3月8日は国際女性デー。3月は女性史月間。女性たちの歴史を学ぶこの期間だけれど、それ自体が制定されるまでにも、闘った多くの女性たちがいる。(フロントロウ編集部)

国際女性デー、女性史月間、その歴史

 毎年3月は女性史月間。そして3月8日は国際女性デー。今なお世界中で色濃く残る女性差別だけれど、女性が歩んできた歴史や権利について考える日はある。しかしそれすらもなかった時代はとても長い。

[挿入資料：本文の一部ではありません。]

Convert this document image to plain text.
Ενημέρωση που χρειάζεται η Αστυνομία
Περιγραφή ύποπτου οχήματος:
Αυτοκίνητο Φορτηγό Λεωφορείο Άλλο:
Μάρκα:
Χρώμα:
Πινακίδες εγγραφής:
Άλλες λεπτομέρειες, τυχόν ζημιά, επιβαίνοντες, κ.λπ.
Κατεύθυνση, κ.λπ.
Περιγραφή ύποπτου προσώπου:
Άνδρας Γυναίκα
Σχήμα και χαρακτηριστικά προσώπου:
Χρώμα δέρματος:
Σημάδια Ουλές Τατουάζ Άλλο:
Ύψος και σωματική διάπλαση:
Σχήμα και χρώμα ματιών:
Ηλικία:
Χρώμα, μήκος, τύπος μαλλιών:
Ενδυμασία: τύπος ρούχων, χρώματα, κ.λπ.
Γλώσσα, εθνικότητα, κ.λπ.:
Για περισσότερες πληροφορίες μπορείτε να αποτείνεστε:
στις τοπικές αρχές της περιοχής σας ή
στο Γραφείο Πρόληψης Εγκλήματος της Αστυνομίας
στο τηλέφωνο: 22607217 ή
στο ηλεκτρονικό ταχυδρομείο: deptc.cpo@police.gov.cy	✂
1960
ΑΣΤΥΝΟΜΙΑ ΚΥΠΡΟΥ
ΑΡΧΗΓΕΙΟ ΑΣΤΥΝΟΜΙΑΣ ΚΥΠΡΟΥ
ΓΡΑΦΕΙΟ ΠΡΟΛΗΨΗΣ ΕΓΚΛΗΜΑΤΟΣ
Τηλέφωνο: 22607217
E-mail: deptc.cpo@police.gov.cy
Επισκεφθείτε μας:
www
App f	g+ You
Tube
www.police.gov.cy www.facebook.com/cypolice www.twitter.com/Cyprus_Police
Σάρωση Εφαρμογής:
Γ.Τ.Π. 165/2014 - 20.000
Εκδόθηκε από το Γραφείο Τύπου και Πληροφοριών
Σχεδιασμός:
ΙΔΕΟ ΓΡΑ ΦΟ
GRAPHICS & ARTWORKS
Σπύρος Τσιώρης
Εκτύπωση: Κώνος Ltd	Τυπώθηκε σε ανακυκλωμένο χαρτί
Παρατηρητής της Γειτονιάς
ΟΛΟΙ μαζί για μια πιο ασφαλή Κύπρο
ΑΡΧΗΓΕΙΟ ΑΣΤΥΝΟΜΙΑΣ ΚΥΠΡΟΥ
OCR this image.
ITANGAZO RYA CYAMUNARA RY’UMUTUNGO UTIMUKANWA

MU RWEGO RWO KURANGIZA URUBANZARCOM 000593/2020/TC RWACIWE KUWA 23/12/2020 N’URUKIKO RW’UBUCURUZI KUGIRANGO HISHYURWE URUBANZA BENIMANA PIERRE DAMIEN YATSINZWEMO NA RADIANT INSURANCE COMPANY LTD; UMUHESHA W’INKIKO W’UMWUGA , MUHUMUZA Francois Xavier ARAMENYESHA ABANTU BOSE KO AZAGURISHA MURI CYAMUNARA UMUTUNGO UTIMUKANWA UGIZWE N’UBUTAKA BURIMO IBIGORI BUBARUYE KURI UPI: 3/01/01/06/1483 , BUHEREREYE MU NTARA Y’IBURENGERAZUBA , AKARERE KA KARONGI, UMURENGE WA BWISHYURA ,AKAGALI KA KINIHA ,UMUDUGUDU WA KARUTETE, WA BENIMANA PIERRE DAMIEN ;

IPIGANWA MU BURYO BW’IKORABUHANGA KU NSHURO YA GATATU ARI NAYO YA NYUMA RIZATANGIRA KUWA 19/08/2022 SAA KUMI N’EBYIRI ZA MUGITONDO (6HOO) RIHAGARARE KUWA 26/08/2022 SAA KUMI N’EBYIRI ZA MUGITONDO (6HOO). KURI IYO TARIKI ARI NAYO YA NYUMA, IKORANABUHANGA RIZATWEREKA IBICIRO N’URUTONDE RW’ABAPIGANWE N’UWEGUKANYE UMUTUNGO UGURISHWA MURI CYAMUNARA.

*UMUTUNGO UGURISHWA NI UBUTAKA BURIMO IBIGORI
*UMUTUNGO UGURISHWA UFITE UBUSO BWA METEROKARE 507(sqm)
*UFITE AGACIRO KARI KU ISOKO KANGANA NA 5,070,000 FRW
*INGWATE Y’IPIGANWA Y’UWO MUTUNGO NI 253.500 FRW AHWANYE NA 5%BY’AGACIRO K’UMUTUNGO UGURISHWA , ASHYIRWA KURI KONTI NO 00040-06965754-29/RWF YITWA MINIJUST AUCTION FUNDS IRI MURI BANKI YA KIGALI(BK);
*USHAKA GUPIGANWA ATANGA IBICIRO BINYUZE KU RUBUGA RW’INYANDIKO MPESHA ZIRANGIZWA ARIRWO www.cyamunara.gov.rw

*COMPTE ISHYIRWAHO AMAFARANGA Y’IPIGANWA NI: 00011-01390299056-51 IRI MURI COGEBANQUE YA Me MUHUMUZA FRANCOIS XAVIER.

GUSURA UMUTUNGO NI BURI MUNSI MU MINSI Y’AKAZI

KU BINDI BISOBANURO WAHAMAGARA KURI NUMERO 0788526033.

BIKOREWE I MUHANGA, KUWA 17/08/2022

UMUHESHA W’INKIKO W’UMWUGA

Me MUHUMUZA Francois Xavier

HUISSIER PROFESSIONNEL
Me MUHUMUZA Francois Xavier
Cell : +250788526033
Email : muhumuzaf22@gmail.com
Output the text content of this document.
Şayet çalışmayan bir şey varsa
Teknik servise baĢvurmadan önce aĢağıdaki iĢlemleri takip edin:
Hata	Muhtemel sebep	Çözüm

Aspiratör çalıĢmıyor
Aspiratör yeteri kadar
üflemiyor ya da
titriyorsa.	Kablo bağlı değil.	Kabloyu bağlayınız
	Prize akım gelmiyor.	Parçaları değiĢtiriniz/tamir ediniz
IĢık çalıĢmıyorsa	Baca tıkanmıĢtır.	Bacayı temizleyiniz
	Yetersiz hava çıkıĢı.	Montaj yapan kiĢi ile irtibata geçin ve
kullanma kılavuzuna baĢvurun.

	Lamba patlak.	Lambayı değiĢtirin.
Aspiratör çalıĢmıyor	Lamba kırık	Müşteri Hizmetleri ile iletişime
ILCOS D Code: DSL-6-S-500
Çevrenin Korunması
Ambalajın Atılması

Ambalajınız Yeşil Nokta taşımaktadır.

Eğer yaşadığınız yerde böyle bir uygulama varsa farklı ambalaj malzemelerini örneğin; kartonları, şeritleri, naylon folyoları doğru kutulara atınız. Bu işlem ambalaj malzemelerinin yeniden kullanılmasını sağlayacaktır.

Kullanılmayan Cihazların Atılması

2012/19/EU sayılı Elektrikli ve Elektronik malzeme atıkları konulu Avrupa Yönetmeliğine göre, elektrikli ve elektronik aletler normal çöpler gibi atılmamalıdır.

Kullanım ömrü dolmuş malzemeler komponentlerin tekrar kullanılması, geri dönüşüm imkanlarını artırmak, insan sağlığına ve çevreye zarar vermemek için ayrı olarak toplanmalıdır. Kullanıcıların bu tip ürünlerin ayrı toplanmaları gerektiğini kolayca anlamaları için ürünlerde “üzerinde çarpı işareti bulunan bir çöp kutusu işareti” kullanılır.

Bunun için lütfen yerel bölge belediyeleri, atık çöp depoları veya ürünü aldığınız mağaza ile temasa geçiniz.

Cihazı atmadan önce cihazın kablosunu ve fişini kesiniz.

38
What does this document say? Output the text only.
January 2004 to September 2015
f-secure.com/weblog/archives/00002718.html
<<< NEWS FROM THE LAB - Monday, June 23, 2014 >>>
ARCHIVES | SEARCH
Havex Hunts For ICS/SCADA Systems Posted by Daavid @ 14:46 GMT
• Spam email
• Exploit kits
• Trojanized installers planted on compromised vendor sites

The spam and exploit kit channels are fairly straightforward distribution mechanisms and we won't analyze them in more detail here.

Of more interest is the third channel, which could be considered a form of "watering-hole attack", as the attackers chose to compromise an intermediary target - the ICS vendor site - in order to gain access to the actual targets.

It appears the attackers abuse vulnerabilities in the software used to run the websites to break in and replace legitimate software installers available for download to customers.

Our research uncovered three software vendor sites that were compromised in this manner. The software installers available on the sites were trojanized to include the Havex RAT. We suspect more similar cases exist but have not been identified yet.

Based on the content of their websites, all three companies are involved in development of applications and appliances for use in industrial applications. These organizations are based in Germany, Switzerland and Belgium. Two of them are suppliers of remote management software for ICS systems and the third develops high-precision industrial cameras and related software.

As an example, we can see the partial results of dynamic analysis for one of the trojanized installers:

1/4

 女性史月間や国際女性デーには、これまでに女性が成し遂げてきた功績や、その歴史や権利について振り返ることが多いけれど、この国際月間や国際デー自体にも、その制定に影響を与えた女性たちがいた!

画像: 国際女性デー、女性史月間、その歴史

1908年、アメリカで女性たちがマーチ

 すべての始まりは、1908年にアメリカのニューヨークで行なわれた、約1万5,000人の女性によるマーチ。このマーチは、女性が置かれている労働環境や、当時女性にはなかった選挙での投票権を求めるものだった。これを受けて、当時存在したアメリカ社会党が、1909年の2月28日をアメリカにおける女性デーとした。

ドイツの歴史的フェミニスト、クララ・ツェトキン

アメリカで始まった女性デーを国際的なものにしようと呼びかけたのが、1857年から1933年を生きた左派のドイツ人政治家であるクララ・ツェトキン氏。1910年に出席したデンマークのコペンハーゲンで開催された働く女性の国際会議でそう呼びかけられ、17ヵ国より参加していた100名の女性が全会一致で賛同した。

画像: クララ・ツェトキン

クララ・ツェトキン

闘ったロシアの女性たち

 3月8日が国際デーになったのには、第一次世界大戦中である1917年に革命を起こしたロシアの女性たちの影響がある。1917年2月23日に発生した「2月革命」は、最終的にロシア最後の皇帝ニコライ2世を退位に追い込んだ。そしてこの動きは、2月23日に女性労働者たちが始めたもの。

 当時のロシアで使われていたユリウス暦における2月23日は、現在多くの国で採用されているグレゴリオ暦で3月8日。

画像: 1917年にロシアのサンクトペテルブルクで撮影された1枚。

1917年にロシアのサンクトペテルブルクで撮影された1枚。

国連によって公式に

 1910年代から、国際女性デーは一部の国々で祝福されるものになっていたことが分かる。しかしその約60年後である1975年に、国連が正式に3月8日を国際女性デーとした。この時から、毎年テーマも決められるようになった。

国際デーから週間、そして月間に

 その後、1970年代にはアメリカの各地で国際デーを初日として、女性史週間が祝われるようになった。1980年には、当時のアメリカ合衆国大統領であるジミー・カーター氏が、アメリカにおける女性史週間を公式のものとしている。

 そしてその後、各地で週間が月間に変化していき、1987年にはアメリカで3月は女性史月間であるということが議会で決定された。女性史月間にはバラつきがあり、例えばカナダでは、国際女性デーは3月8日だけれど、女性史月間は10月となっている。

 もちろん、社会問題である女性差別を、1年のうちに1ヵ月しか学ばないで良いというわけではない。しかし、その歴史においてアメリカからヨーロッパ、そしてロシアなど、国を超えた女性たちの連帯を感じられる3月には、より一層女性の権利向上や差別の問題を意識したい。